R – Lorsqu’on comprend les dispositions contenues dans l’article 17, c’est que l’on a la réponse à la série de question que vous avez posées. Alors je me fais le devoir de citer cet article dans son intégralité :
- Il est créé un bureau du citoyen.
- Les citoyens ont le droit de saisir les élus locaux sur les questions et sujets qui les concernent.
- Cette saisine est faite par l’intermédiaire du bureau du citoyen.
- Le bureau du citoyen est une institution locale de contrôle de l’action publique locale par le citoyen. Il est le centre d’écoute et de recueil des attentes, préoccupations et suggestions des citoyens de la collectivité territoriale.
- Les modalités d’organisation et de fonctionnement du bureau du citoyen sont précisées par un arrêté du Ministre chargé de la décentralisation.

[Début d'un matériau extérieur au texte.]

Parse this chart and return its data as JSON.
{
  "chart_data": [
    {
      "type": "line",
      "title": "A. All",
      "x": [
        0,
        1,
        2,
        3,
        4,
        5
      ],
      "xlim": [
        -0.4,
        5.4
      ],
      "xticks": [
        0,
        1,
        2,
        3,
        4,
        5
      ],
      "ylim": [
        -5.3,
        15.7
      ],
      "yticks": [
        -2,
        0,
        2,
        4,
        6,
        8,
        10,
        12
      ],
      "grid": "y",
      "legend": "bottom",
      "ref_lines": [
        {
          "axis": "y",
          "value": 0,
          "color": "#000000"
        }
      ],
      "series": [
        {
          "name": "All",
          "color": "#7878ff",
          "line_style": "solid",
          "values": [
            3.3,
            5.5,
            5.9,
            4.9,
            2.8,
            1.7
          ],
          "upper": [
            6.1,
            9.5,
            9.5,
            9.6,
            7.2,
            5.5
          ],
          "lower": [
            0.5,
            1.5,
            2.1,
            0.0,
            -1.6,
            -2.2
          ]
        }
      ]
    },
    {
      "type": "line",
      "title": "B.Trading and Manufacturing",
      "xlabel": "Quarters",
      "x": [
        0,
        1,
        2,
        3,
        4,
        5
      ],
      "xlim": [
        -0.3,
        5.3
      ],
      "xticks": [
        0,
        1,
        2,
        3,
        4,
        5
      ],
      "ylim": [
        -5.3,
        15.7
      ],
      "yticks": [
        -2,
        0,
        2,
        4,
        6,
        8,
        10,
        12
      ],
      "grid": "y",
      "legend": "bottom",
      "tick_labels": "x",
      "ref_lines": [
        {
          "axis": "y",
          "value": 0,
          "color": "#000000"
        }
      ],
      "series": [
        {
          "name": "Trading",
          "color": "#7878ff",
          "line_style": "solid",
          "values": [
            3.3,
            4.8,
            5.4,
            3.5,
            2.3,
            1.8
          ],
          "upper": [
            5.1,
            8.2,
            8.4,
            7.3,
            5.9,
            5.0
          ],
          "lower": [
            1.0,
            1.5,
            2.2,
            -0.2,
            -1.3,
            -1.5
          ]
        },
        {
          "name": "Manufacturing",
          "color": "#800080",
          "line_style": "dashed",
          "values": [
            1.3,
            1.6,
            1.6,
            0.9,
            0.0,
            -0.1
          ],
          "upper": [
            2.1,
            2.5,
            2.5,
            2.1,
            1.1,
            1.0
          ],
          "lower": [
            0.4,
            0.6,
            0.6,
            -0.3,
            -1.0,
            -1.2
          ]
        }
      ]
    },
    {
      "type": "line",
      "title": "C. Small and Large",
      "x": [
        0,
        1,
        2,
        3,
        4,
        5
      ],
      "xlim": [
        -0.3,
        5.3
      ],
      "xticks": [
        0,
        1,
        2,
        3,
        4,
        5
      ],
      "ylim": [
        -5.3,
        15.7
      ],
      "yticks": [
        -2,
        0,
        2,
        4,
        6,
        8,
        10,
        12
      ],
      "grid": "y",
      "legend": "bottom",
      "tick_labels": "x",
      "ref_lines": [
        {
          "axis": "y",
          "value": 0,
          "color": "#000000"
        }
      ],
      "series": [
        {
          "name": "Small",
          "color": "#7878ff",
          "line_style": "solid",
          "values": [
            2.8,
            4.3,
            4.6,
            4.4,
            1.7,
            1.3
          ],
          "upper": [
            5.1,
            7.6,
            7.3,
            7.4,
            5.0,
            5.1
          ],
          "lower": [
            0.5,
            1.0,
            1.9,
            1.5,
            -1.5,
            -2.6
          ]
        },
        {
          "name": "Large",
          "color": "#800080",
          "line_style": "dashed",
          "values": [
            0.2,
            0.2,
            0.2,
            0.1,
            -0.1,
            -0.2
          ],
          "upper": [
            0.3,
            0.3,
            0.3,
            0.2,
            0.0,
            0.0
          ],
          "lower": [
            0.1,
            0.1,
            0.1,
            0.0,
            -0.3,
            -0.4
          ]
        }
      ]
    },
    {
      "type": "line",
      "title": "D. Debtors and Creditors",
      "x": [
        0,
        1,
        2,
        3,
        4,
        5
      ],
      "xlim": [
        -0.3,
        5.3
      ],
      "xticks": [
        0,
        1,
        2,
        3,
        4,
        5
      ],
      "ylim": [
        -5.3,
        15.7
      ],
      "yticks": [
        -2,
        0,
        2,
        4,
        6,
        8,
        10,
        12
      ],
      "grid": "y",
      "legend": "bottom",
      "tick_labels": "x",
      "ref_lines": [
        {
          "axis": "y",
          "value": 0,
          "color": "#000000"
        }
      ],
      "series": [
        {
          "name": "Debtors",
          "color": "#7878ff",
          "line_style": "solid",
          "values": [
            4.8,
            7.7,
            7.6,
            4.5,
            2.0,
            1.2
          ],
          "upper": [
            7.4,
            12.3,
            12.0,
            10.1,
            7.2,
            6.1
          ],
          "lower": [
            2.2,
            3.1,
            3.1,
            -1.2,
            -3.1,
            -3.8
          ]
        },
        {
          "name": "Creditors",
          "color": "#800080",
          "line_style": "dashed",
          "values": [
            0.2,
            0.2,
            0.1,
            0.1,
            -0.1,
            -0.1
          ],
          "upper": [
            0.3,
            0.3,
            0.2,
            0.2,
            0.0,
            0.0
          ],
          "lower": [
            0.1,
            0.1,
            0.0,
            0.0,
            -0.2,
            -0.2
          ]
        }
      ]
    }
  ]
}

Il apparaît donc clairement que l’objectif de notre initiative est d’exhorter l’autorité en charge de la décentralisation à agir dans les prérogatives qui lui sont reconnues par la loi, de manière à favoriser la participation effective des citoyens à la gestion des affaires locales. Notre projet vient du constat que le citoyen est perçu comme acteur de développement mais tant qu’il ne peut contrôler l’action publique ou inter agir avec les élus locaux, son rôle ne saurait être effectif.
Q – Quelles sont vos propositions pour l’amélioration du processus de décentralisation ?
R – Le CGDPC met au cœur de toutes ses actions la bonne gouvernance et la prévention des conflits, des maux qui gangrènent notre société et affecte négativement le processus démocratique qui bat toujours de l’aile. Depuis 2016, le Centre a mis en place un Programme dénommé, Café du Dialogue Démocratique qui permet à travers plusieurs activités, débats et conférences, de rapprocher les autorités étatiques des autres composantes de la société togolaise notamment les Osc et les populations à la base sur des questions d’intérêts public tel que la décentralisation, le contrôle de l’action publique, la lutte contre la corruption…. Du fait de la pandémie de la Covid19, l’année 2020 a été assez particulière et n’a pas permis la réalisation de certaines activités. Dans les jours à venir, le Centre va continuer de se mobiliser avec d’autres acteurs et partenaires pour soutenir et apporter sa contribution au processus, aux cotées des citoyens, des élus locaux et des autorités étatiques afin que la bonne gouvernance soit régie en règle d’or et permettre ainsi une répartition équitable des ressources publiques et aussi faire obstacle au cycle infernal des conflits.
Q – Un mot á l’endroit de nos lecteurs ?
R – A l’endroit de vos lecteurs, je voudrais rappeler que la décentralisation est une affaire de tous les citoyens. Elle ne peut être réussie sans la contribution et la participation effective de tous à la gestion de la chose publique. Je les exhorte alors à s’engager et à s’impliquer activement à quelque niveau de la chaîne sociale où chacun se trouve (Comités de quartier, de village ou autres).
Aussi voudrais-je, en ces moments périlleux de pandémie de corona virus, appeler chacun à la vigilance et au respect rigoureux des mesures barrières afin de se protéger et protéger leurs proches.
Par ailleurs, l’année tire à sa fin et c’est aussi l’occasion pour moi de rappeler à tous et à chacun, la vigilance sur les routes par le respect du code de la route et surtout la limitation de vitesse. La vie est sacrée, dit-on. Alors cherchons à la préserver.